President Trump has until Sunday, October 15, to decide whether to certify that it is in the national security interests of the United States to remain in the nuclear deal between world powers and the Islamic Republic of Iran.
The president certified compliance in the Iran deal — although extremely reluctantly — before the first two 90-day deadlines, while venting that his advisers did not prepare him with an exit strategy in time. This time, however, media reports continue to indicate that the president is leaning strongly toward declaring Iran in violation of the deal.
Barack Obama’s signature foreign policy “achievement” has come under intense scrutiny. Since the Iran deal, Tehran has quadrupled financial support for its Hezbollah terrorist proxy organization and reinvigorated ties with Hamas and other Islamic terrorist groups. But the regime not only supports terrorist groups, it uses its own military to assert regional dominance. Iran’s Islamic Revolutionary Guards Corps (IRGC) is fighting on the ground to defend the Assad regime in Syria, and Iranian assets have essentially taken control over affairs in Iraq. Iran has reasserted itself as a regional menace, utilizing the nuclear deal as cover to widen its worldwide footprint.
Appeasement-minded organizations told us that the deal would change Iran’s behavior for the better.
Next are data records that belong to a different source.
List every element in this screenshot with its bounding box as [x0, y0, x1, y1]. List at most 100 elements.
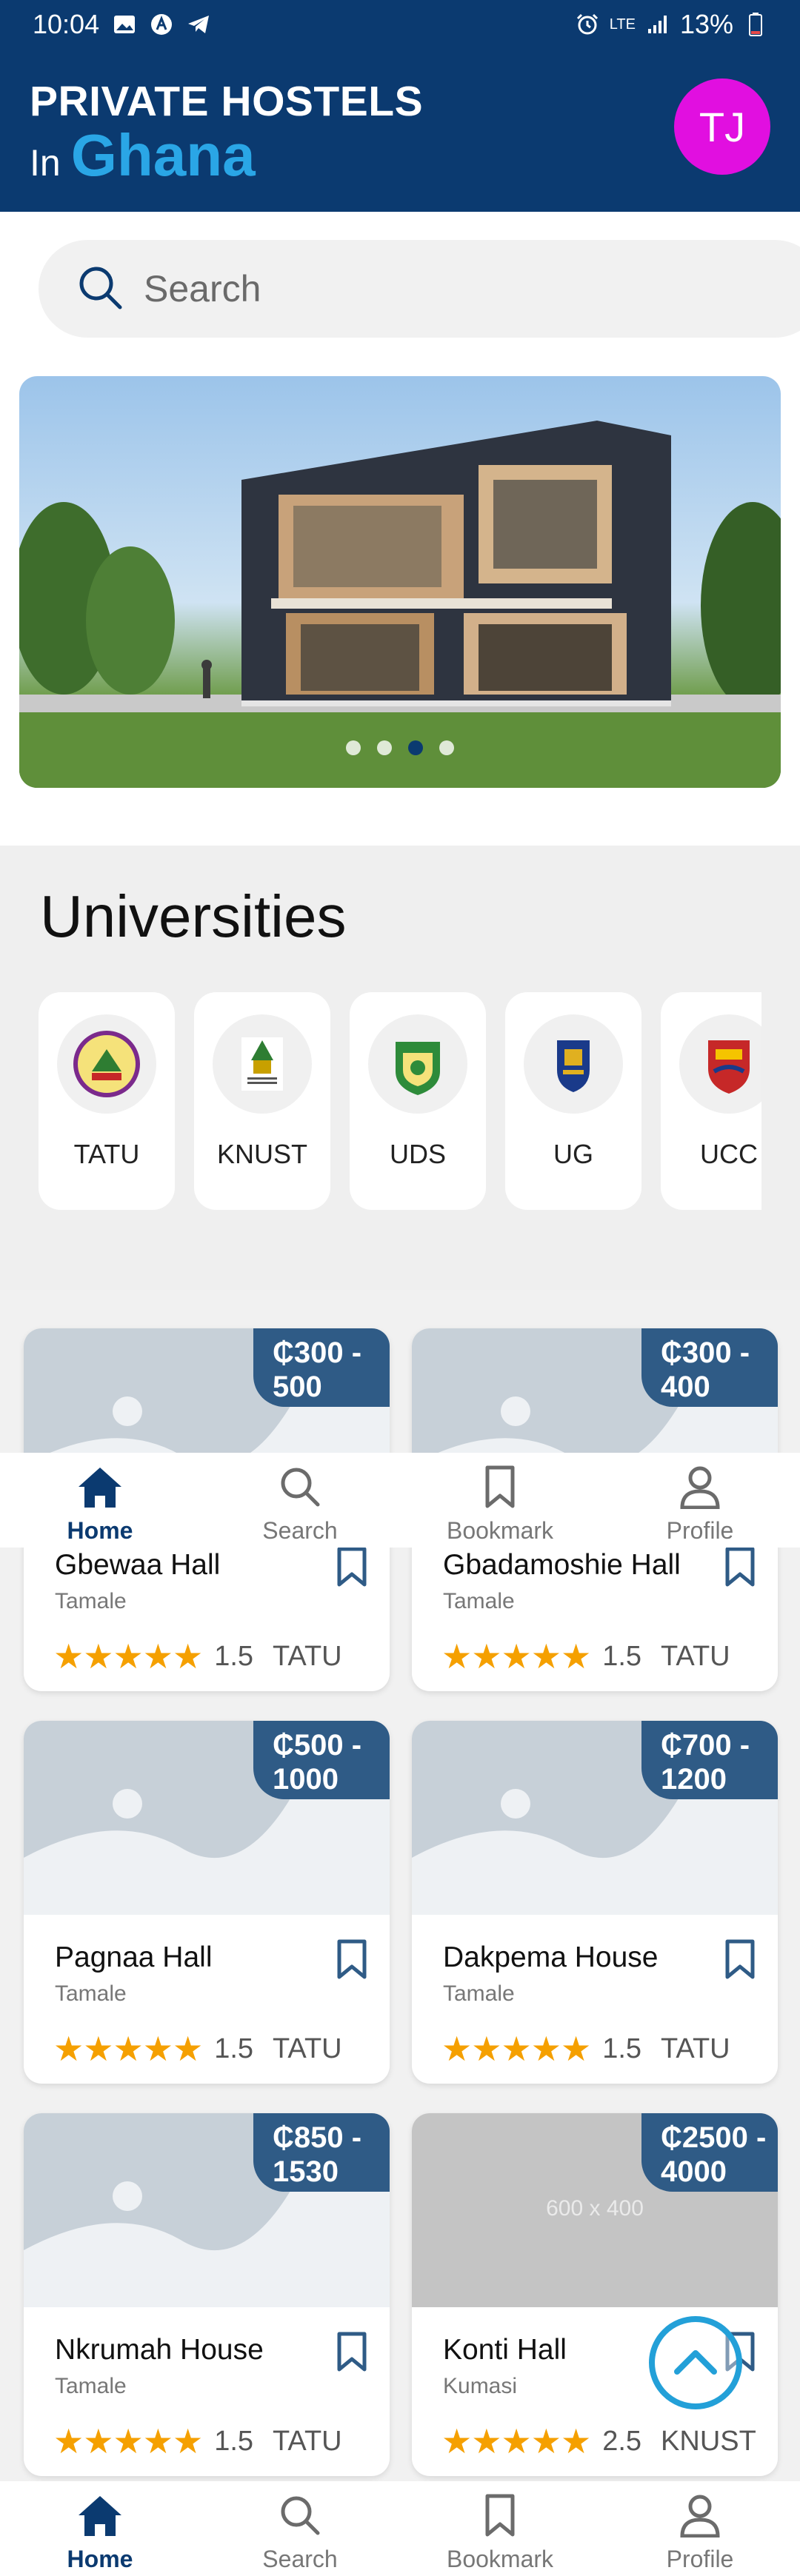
nav-profile[interactable]: Profile [600, 2481, 800, 2576]
nav-search[interactable]: Search [200, 1453, 400, 1548]
university-card-tatu[interactable]: TATU [39, 992, 175, 1210]
avatar[interactable]: TJ [674, 78, 770, 175]
hostel-university: TATU [661, 1640, 730, 1672]
price-tag: ₵300 - 500 [253, 1328, 390, 1407]
universities-list[interactable]: TATU KNUST UDS UG UCC [39, 992, 761, 1211]
nav-home[interactable]: Home [0, 2481, 200, 2576]
hostel-location: Tamale [55, 1981, 127, 2006]
university-card-ucc[interactable]: UCC [661, 992, 761, 1210]
university-card-ug[interactable]: UG [505, 992, 641, 1210]
university-label: UCC [700, 1139, 758, 1169]
search-icon [278, 1465, 322, 1513]
hostel-rating: ★★★★★ 1.5 TATU [53, 2421, 342, 2461]
bookmark-icon[interactable] [335, 2331, 369, 2372]
star-rating-icon: ★★★★★ [53, 2030, 203, 2068]
hostel-location: Tamale [55, 2374, 127, 2398]
nav-home[interactable]: Home [0, 1453, 200, 1548]
hostel-location: Tamale [443, 1589, 515, 1613]
alarm-icon [576, 13, 599, 36]
signal-icon [646, 13, 670, 36]
bookmark-icon[interactable] [723, 1938, 757, 1980]
star-rating-icon: ★★★★★ [441, 2422, 591, 2460]
hostel-name: Gbewaa Hall [55, 1549, 221, 1581]
hostel-card[interactable]: 600 x 400 ₵2500 - 4000 Konti Hall Kumasi… [412, 2113, 778, 2476]
profile-icon [679, 2493, 721, 2541]
rating-value: 1.5 [214, 1640, 254, 1672]
rating-value: 1.5 [214, 2033, 254, 2064]
status-time: 10:04 [33, 9, 100, 39]
search-icon [278, 2493, 322, 2541]
network-type: LTE [609, 16, 636, 33]
university-label: TATU [73, 1139, 140, 1169]
bottom-nav-overlay: Home Search Bookmark Profile [0, 1453, 800, 1548]
nav-bookmark[interactable]: Bookmark [400, 2481, 600, 2576]
app-title: PRIVATE HOSTELS [30, 78, 424, 125]
star-rating-icon: ★★★★★ [53, 1637, 203, 1676]
hostel-university: TATU [273, 2033, 342, 2064]
bookmark-icon[interactable] [335, 1546, 369, 1588]
nav-profile-label: Profile [666, 1517, 734, 1544]
nav-search[interactable]: Search [200, 2481, 400, 2576]
search-placeholder[interactable]: Search [144, 267, 261, 310]
price-tag: ₵2500 - 4000 [641, 2113, 778, 2192]
hostel-university: TATU [273, 1640, 342, 1672]
hostel-university: KNUST [661, 2425, 756, 2457]
price-tag: ₵500 - 1000 [253, 1721, 390, 1799]
nav-profile-label: Profile [666, 2546, 734, 2572]
gallery-icon [113, 13, 136, 36]
hostel-card[interactable]: ₵500 - 1000 Pagnaa Hall Tamale ★★★★★ 1.5… [24, 1721, 390, 2084]
hostel-name: Gbadamoshie Hall [443, 1549, 681, 1581]
banner-image [19, 421, 781, 788]
hostel-university: TATU [273, 2425, 342, 2457]
carousel-indicator[interactable] [19, 740, 781, 755]
bookmark-icon[interactable] [335, 1938, 369, 1980]
hostel-university: TATU [661, 2033, 730, 2064]
hostel-name: Dakpema House [443, 1941, 659, 1973]
hostel-name: Konti Hall [443, 2334, 567, 2366]
hostel-card[interactable]: ₵850 - 1530 Nkrumah House Tamale ★★★★★ 1… [24, 2113, 390, 2476]
carousel-dot[interactable] [377, 740, 392, 755]
app-subtitle-prefix: In [30, 142, 61, 184]
profile-icon [679, 1465, 721, 1513]
hostel-rating: ★★★★★ 1.5 TATU [441, 1636, 730, 1676]
bookmark-icon[interactable] [723, 1546, 757, 1588]
carousel-dot[interactable] [439, 740, 454, 755]
nav-profile[interactable]: Profile [600, 1453, 800, 1548]
bookmark-icon [483, 1465, 517, 1513]
ucc-logo-icon [679, 1014, 761, 1114]
search-bar[interactable]: Search [39, 240, 800, 338]
ug-logo-icon [524, 1014, 623, 1114]
battery-icon [744, 13, 767, 36]
nav-home-label: Home [67, 2546, 133, 2572]
app-subtitle: In Ghana [30, 121, 256, 190]
price-tag: ₵850 - 1530 [253, 2113, 390, 2192]
nav-bookmark[interactable]: Bookmark [400, 1453, 600, 1548]
battery-percentage: 13% [679, 9, 733, 39]
app-subtitle-highlight: Ghana [70, 122, 256, 188]
image-placeholder-label: 600 x 400 [546, 2196, 644, 2221]
hostel-rating: ★★★★★ 1.5 TATU [53, 2029, 342, 2069]
hostel-rating: ★★★★★ 2.5 KNUST [441, 2421, 756, 2461]
university-card-uds[interactable]: UDS [350, 992, 486, 1210]
featured-banner[interactable] [19, 376, 781, 788]
carousel-dot[interactable] [346, 740, 361, 755]
hostel-location: Tamale [443, 1981, 515, 2006]
hostel-rating: ★★★★★ 1.5 TATU [441, 2029, 730, 2069]
star-rating-icon: ★★★★★ [441, 2030, 591, 2068]
scroll-to-top-button[interactable] [649, 2316, 742, 2409]
rating-value: 1.5 [602, 2033, 642, 2064]
hostel-name: Pagnaa Hall [55, 1941, 213, 1973]
status-bar: 10:04 LTE 13% [0, 0, 800, 49]
universities-title: Universities [40, 883, 347, 949]
rating-value: 1.5 [214, 2425, 254, 2457]
university-label: KNUST [216, 1139, 307, 1169]
app-header: PRIVATE HOSTELS In Ghana TJ [0, 49, 800, 212]
price-tag: ₵300 - 400 [641, 1328, 778, 1407]
search-icon [77, 264, 123, 314]
carousel-dot-active[interactable] [408, 740, 423, 755]
hostel-card[interactable]: ₵700 - 1200 Dakpema House Tamale ★★★★★ 1… [412, 1721, 778, 2084]
app-notification-icon [150, 13, 173, 36]
university-card-knust[interactable]: KNUST [194, 992, 330, 1210]
nav-search-label: Search [262, 1517, 338, 1544]
star-rating-icon: ★★★★★ [441, 1637, 591, 1676]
It most certainly did not. If anything, Iran has pursued an even more aggressive anti-U.S. posture. Every Friday, Iranian clerics continue to lead post-prayer chants of “death to America.” In June, the regime installed a countdown clock to Israel’s annihilation. The mullahs have boosted missile development programs, and the cash-flush nation has invested millions of dollars (in unfrozen assets secured from the nuclear deal) into advancing Tehran’s military endeavors. It’s fair to conclude that the Iran deal failed to live up to its objectives, and it provided the opportunity for Iran to reassert regional dominance, as many foreign policy experts predicted. And the deal as currently structured enables Iran to develop nuclear weapons entirely unchecked.